Economic model Northern Economics is licensed to run a commercial economic model that can simulate all sectors of the Alaska economy and the demographics of the Alaska population. The company has used this model to forecast how the current Alaska recession might play out under different state economic policies. King cautioned that the results of this modeling, while very helpful in gaining insights into the ramifications of different policy options, should also be treated with some caution, given the inevitable uncertainties over what will actually happen. And the model does not assume any major new development projects, such as a North Slope gas line, or major new oil production.
Running the model using the status quo for state economic policies, with $4.2 billion of annual expenditure from the state’s unrestricted funds, a continuing payout of Permanent Fund dividends, no new taxes, and using the U.S. Energy Information Administration oil price forecast, indicates that the recession would last for about another year, with employment then leveling out before climbing very slowly. The catch, however, with this scenario is that the state would steadily run down its savings, a factor that would create a major economic crisis once the savings run dry.

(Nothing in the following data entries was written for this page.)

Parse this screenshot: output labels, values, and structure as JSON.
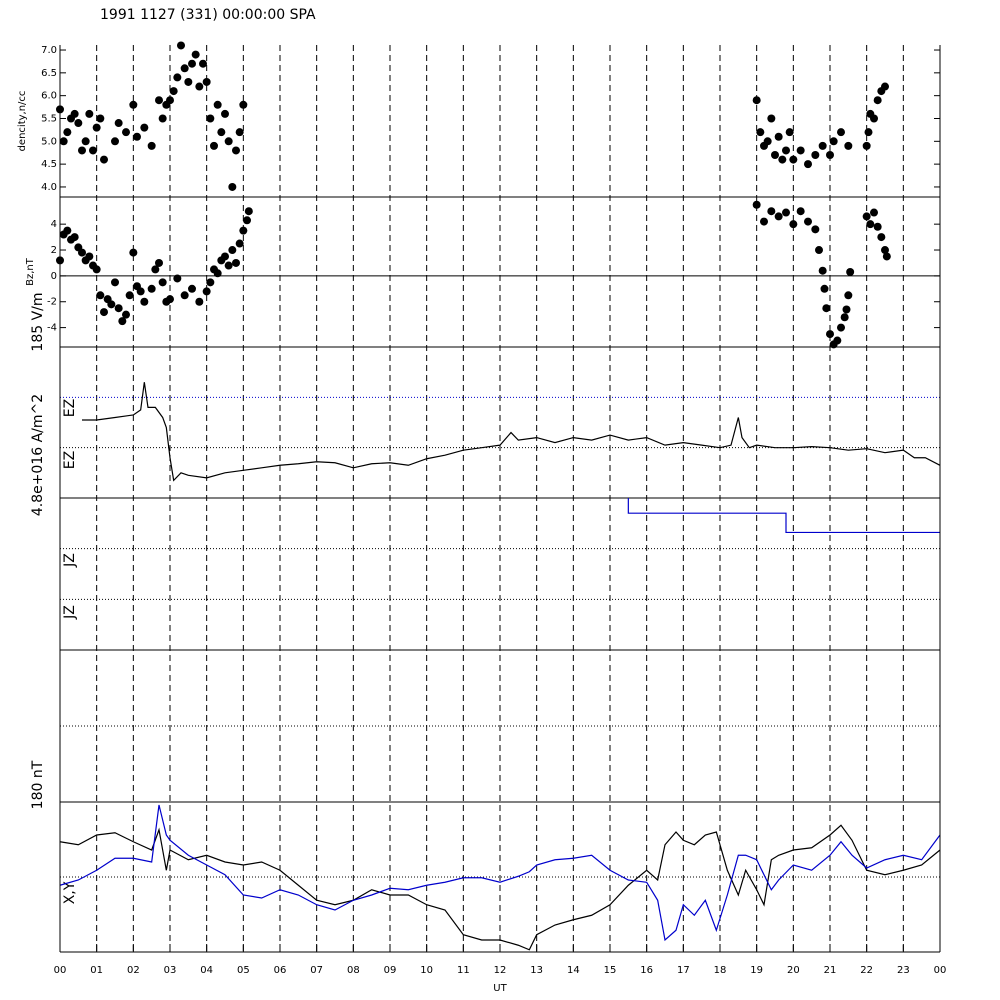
{
  "title": "1991 1127 (331) 00:00:00 SPA",
  "x_axis": {
    "label": "UT",
    "xlim": [
      0,
      24
    ],
    "xticks": [
      {
        "value": 0,
        "label": "00"
      },
      {
        "value": 1,
        "label": "01"
      },
      {
        "value": 2,
        "label": "02"
      },
      {
        "value": 3,
        "label": "03"
      },
      {
        "value": 4,
        "label": "04"
      },
      {
        "value": 5,
        "label": "05"
      },
      {
        "value": 6,
        "label": "06"
      },
      {
        "value": 7,
        "label": "07"
      },
      {
        "value": 8,
        "label": "08"
      },
      {
        "value": 9,
        "label": "09"
      },
      {
        "value": 10,
        "label": "10"
      },
      {
        "value": 11,
        "label": "11"
      },
      {
        "value": 12,
        "label": "12"
      },
      {
        "value": 13,
        "label": "13"
      },
      {
        "value": 14,
        "label": "14"
      },
      {
        "value": 15,
        "label": "15"
      },
      {
        "value": 16,
        "label": "16"
      },
      {
        "value": 17,
        "label": "17"
      },
      {
        "value": 18,
        "label": "18"
      },
      {
        "value": 19,
        "label": "19"
      },
      {
        "value": 20,
        "label": "20"
      },
      {
        "value": 21,
        "label": "21"
      },
      {
        "value": 22,
        "label": "22"
      },
      {
        "value": 23,
        "label": "23"
      },
      {
        "value": 24,
        "label": "00"
      }
    ],
    "grid": "dashed"
  },
  "chart_data": [
    {
      "type": "scatter",
      "labels": [
        "dencity,n/cc"
      ],
      "ylim": [
        3.78,
        7.11
      ],
      "yticks": [
        {
          "value": 4,
          "label": "4.0"
        },
        4.5,
        {
          "value": 5,
          "label": "5.0"
        },
        5.5,
        {
          "value": 6,
          "label": "6.0"
        },
        6.5,
        {
          "value": 7,
          "label": "7.0"
        }
      ],
      "series": [
        {
          "color": "#000000",
          "x": [
            0,
            0.1,
            0.2,
            0.3,
            0.4,
            0.5,
            0.6,
            0.7,
            0.8,
            0.9,
            1.0,
            1.1,
            1.2,
            1.5,
            1.6,
            1.8,
            2.0,
            2.1,
            2.3,
            2.5,
            2.7,
            2.8,
            2.9,
            3.0,
            3.1,
            3.2,
            3.3,
            3.4,
            3.5,
            3.6,
            3.7,
            3.8,
            3.9,
            4.0,
            4.1,
            4.2,
            4.3,
            4.4,
            4.5,
            4.6,
            4.7,
            4.8,
            4.9,
            5.0,
            19.0,
            19.1,
            19.2,
            19.3,
            19.4,
            19.5,
            19.6,
            19.7,
            19.8,
            19.9,
            20.0,
            20.2,
            20.4,
            20.6,
            20.8,
            21.0,
            21.1,
            21.3,
            21.5,
            22.0,
            22.05,
            22.1,
            22.2,
            22.3,
            22.4,
            22.5
          ],
          "values": [
            5.7,
            5.0,
            5.2,
            5.5,
            5.6,
            5.4,
            4.8,
            5.0,
            5.6,
            4.8,
            5.3,
            5.5,
            4.6,
            5.0,
            5.4,
            5.2,
            5.8,
            5.1,
            5.3,
            4.9,
            5.9,
            5.5,
            5.8,
            5.9,
            6.1,
            6.4,
            7.1,
            6.6,
            6.3,
            6.7,
            6.9,
            6.2,
            6.7,
            6.3,
            5.5,
            4.9,
            5.8,
            5.2,
            5.6,
            5.0,
            4.0,
            4.8,
            5.2,
            5.8,
            5.9,
            5.2,
            4.9,
            5.0,
            5.5,
            4.7,
            5.1,
            4.6,
            4.8,
            5.2,
            4.6,
            4.8,
            4.5,
            4.7,
            4.9,
            4.7,
            5.0,
            5.2,
            4.9,
            4.9,
            5.2,
            5.6,
            5.5,
            5.9,
            6.1,
            6.2
          ]
        }
      ]
    },
    {
      "type": "scatter",
      "labels": [
        "Bz,nT"
      ],
      "ylim": [
        -5.5,
        6.1
      ],
      "yticks": [
        -4,
        -2,
        0,
        2,
        4
      ],
      "hlines": [
        0
      ],
      "hline_style": "solid",
      "series": [
        {
          "color": "#000000",
          "x": [
            0.0,
            0.1,
            0.2,
            0.3,
            0.4,
            0.5,
            0.6,
            0.7,
            0.8,
            0.9,
            1.0,
            1.1,
            1.2,
            1.3,
            1.4,
            1.5,
            1.6,
            1.7,
            1.8,
            1.9,
            2.0,
            2.1,
            2.2,
            2.3,
            2.5,
            2.6,
            2.7,
            2.8,
            2.9,
            3.0,
            3.2,
            3.4,
            3.6,
            3.8,
            4.0,
            4.1,
            4.2,
            4.3,
            4.4,
            4.5,
            4.6,
            4.7,
            4.8,
            4.9,
            5.0,
            5.1,
            5.15,
            19.0,
            19.2,
            19.4,
            19.6,
            19.8,
            20.0,
            20.2,
            20.4,
            20.6,
            20.7,
            20.8,
            20.85,
            20.9,
            21.0,
            21.1,
            21.2,
            21.3,
            21.4,
            21.45,
            21.5,
            21.55,
            22.0,
            22.1,
            22.2,
            22.3,
            22.4,
            22.5,
            22.55
          ],
          "values": [
            1.2,
            3.2,
            3.5,
            2.8,
            3.0,
            2.2,
            1.8,
            1.2,
            1.5,
            0.8,
            0.5,
            -1.5,
            -2.8,
            -1.8,
            -2.2,
            -0.5,
            -2.5,
            -3.5,
            -3.0,
            -1.5,
            1.8,
            -0.8,
            -1.2,
            -2.0,
            -1.0,
            0.5,
            1.0,
            -0.5,
            -2.0,
            -1.8,
            -0.2,
            -1.5,
            -1.0,
            -2.0,
            -1.2,
            -0.5,
            0.5,
            0.2,
            1.2,
            1.5,
            0.8,
            2.0,
            1.0,
            2.5,
            3.5,
            4.3,
            5.0,
            5.5,
            4.2,
            5.0,
            4.6,
            4.9,
            4.0,
            5.0,
            4.2,
            3.6,
            2.0,
            0.4,
            -1.0,
            -2.5,
            -4.5,
            -5.3,
            -5.0,
            -4.0,
            -3.2,
            -2.6,
            -1.5,
            0.3,
            4.6,
            4.0,
            4.9,
            3.8,
            3.0,
            2.0,
            1.5
          ]
        }
      ]
    },
    {
      "type": "line",
      "labels": [
        "185 V/m",
        "EZ",
        "EZ"
      ],
      "ylim": [
        0,
        3
      ],
      "hlines": [
        1,
        2
      ],
      "hline_style": "dotted",
      "hline_colors": [
        "#000000",
        "#0000cc"
      ],
      "series": [
        {
          "color": "#000000",
          "x": [
            0.6,
            1.0,
            1.5,
            2.0,
            2.2,
            2.3,
            2.4,
            2.6,
            2.8,
            2.9,
            3.0,
            3.1,
            3.3,
            3.5,
            4.0,
            4.5,
            5.0,
            5.5,
            6.0,
            6.5,
            7.0,
            7.5,
            8.0,
            8.5,
            9.0,
            9.5,
            10.0,
            10.5,
            11.0,
            11.5,
            12.0,
            12.3,
            12.5,
            13.0,
            13.5,
            14.0,
            14.5,
            15.0,
            15.5,
            16.0,
            16.5,
            17.0,
            17.5,
            18.0,
            18.3,
            18.5,
            18.6,
            18.8,
            19.0,
            19.5,
            20.0,
            20.5,
            21.0,
            21.5,
            22.0,
            22.5,
            23.0,
            23.3,
            23.6,
            24.0
          ],
          "values": [
            1.55,
            1.55,
            1.6,
            1.65,
            1.75,
            2.3,
            1.8,
            1.8,
            1.6,
            1.4,
            0.8,
            0.35,
            0.5,
            0.45,
            0.4,
            0.5,
            0.55,
            0.6,
            0.65,
            0.68,
            0.72,
            0.7,
            0.6,
            0.68,
            0.7,
            0.65,
            0.78,
            0.85,
            0.95,
            1.0,
            1.05,
            1.3,
            1.15,
            1.2,
            1.1,
            1.2,
            1.15,
            1.25,
            1.15,
            1.2,
            1.05,
            1.1,
            1.05,
            1.0,
            1.05,
            1.6,
            1.2,
            1.0,
            1.05,
            1.0,
            1.0,
            1.02,
            1.0,
            0.95,
            0.98,
            0.9,
            0.95,
            0.8,
            0.8,
            0.65
          ]
        }
      ]
    },
    {
      "type": "line",
      "labels": [
        "4.8e+016 A/m^2",
        "JZ",
        "JZ"
      ],
      "ylim": [
        0,
        3
      ],
      "hlines": [
        1,
        2
      ],
      "hline_style": "dotted",
      "series": [
        {
          "color": "#0000cc",
          "x": [
            15.5,
            15.5,
            19.8,
            19.8,
            24
          ],
          "values": [
            3,
            2.7,
            2.7,
            2.32,
            2.32
          ]
        }
      ]
    },
    {
      "type": "line",
      "labels": [],
      "ylim": [
        0,
        2
      ],
      "hlines": [
        1
      ],
      "hline_style": "dotted",
      "series": []
    },
    {
      "type": "line",
      "labels": [
        "180 nT",
        "X,Y"
      ],
      "ylim": [
        0,
        2
      ],
      "hlines": [
        1
      ],
      "hline_style": "dotted",
      "series": [
        {
          "color": "#000000",
          "x": [
            0,
            0.5,
            1,
            1.5,
            2,
            2.5,
            2.7,
            2.9,
            3,
            3.5,
            4,
            4.5,
            5,
            5.5,
            6,
            6.5,
            7,
            7.5,
            8,
            8.5,
            9,
            9.5,
            10,
            10.5,
            11,
            11.5,
            12,
            12.5,
            12.8,
            13,
            13.5,
            14,
            14.5,
            15,
            15.5,
            16,
            16.3,
            16.5,
            16.8,
            17,
            17.3,
            17.6,
            17.9,
            18.2,
            18.5,
            18.7,
            19,
            19.2,
            19.4,
            19.6,
            20,
            20.5,
            21,
            21.3,
            21.6,
            22,
            22.5,
            23,
            23.5,
            24
          ],
          "values": [
            1.47,
            1.43,
            1.56,
            1.59,
            1.47,
            1.36,
            1.63,
            1.09,
            1.36,
            1.23,
            1.29,
            1.2,
            1.16,
            1.2,
            1.09,
            0.89,
            0.69,
            0.63,
            0.69,
            0.83,
            0.76,
            0.76,
            0.63,
            0.56,
            0.23,
            0.16,
            0.16,
            0.09,
            0.03,
            0.23,
            0.36,
            0.43,
            0.49,
            0.63,
            0.89,
            1.09,
            0.96,
            1.43,
            1.6,
            1.49,
            1.43,
            1.56,
            1.6,
            1.09,
            0.76,
            1.09,
            0.83,
            0.63,
            1.23,
            1.29,
            1.36,
            1.39,
            1.56,
            1.69,
            1.49,
            1.09,
            1.03,
            1.09,
            1.16,
            1.36
          ]
        },
        {
          "color": "#0000cc",
          "x": [
            0,
            0.5,
            1,
            1.5,
            2,
            2.5,
            2.7,
            2.9,
            3,
            3.5,
            4,
            4.5,
            5,
            5.5,
            6,
            6.5,
            7,
            7.5,
            8,
            8.5,
            9,
            9.5,
            10,
            10.5,
            11,
            11.5,
            12,
            12.5,
            12.8,
            13,
            13.5,
            14,
            14.5,
            15,
            15.5,
            16,
            16.3,
            16.5,
            16.8,
            17,
            17.3,
            17.6,
            17.9,
            18.2,
            18.5,
            18.7,
            19,
            19.2,
            19.4,
            19.6,
            20,
            20.5,
            21,
            21.3,
            21.6,
            22,
            22.5,
            23,
            23.5,
            24
          ],
          "values": [
            0.89,
            0.96,
            1.09,
            1.25,
            1.25,
            1.2,
            1.96,
            1.56,
            1.49,
            1.29,
            1.16,
            1.03,
            0.76,
            0.72,
            0.83,
            0.76,
            0.63,
            0.56,
            0.69,
            0.76,
            0.85,
            0.83,
            0.89,
            0.93,
            0.99,
            0.99,
            0.93,
            1.01,
            1.07,
            1.16,
            1.23,
            1.25,
            1.29,
            1.09,
            0.96,
            0.93,
            0.69,
            0.16,
            0.29,
            0.63,
            0.49,
            0.69,
            0.29,
            0.76,
            1.29,
            1.29,
            1.23,
            1.03,
            0.83,
            0.96,
            1.16,
            1.09,
            1.29,
            1.47,
            1.29,
            1.12,
            1.23,
            1.29,
            1.23,
            1.56
          ]
        }
      ]
    }
  ]
}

Another scenario involves maintaining the same state spending level, but with a reduced Permanent Fund payout. That would extend the recession through to perhaps 2019 before, again, employment levels off and then starts to climb slowly. An alternative scenario, in which a broad-based tax is introduced, instead of a cut in the Permanent Fund dividend, results in an almost identical future employment trend. But another possibility, in which state spending is cut to $3.2 billion, with no new taxes and with the Permanent Fund dividend maintained, has the most dramatic impact on future employment: The recession would likely continue through to 2020, with sharply lower employment levels.
Lower employment levels Under the status quo, employment would drop by about 13,000 jobs from the peak in 2015, with many of these job losses having already occurred. The two scenarios in which the recession continues to 2019 could result in the loss of 24,000 to 25,000 jobs. The scenario in which there is a cut to state spending could ultimately result in the loss of more than 30,000 jobs, compared with the employment peak.
In summary, there does not appear to be any way for the state to avoid another year of recession, the recession could continue for as much as four years, and, depending on factors such as the future price of oil and any future major developments in Alaska, there is likely to be some significant longer term loss of jobs relative to the levels in 2015.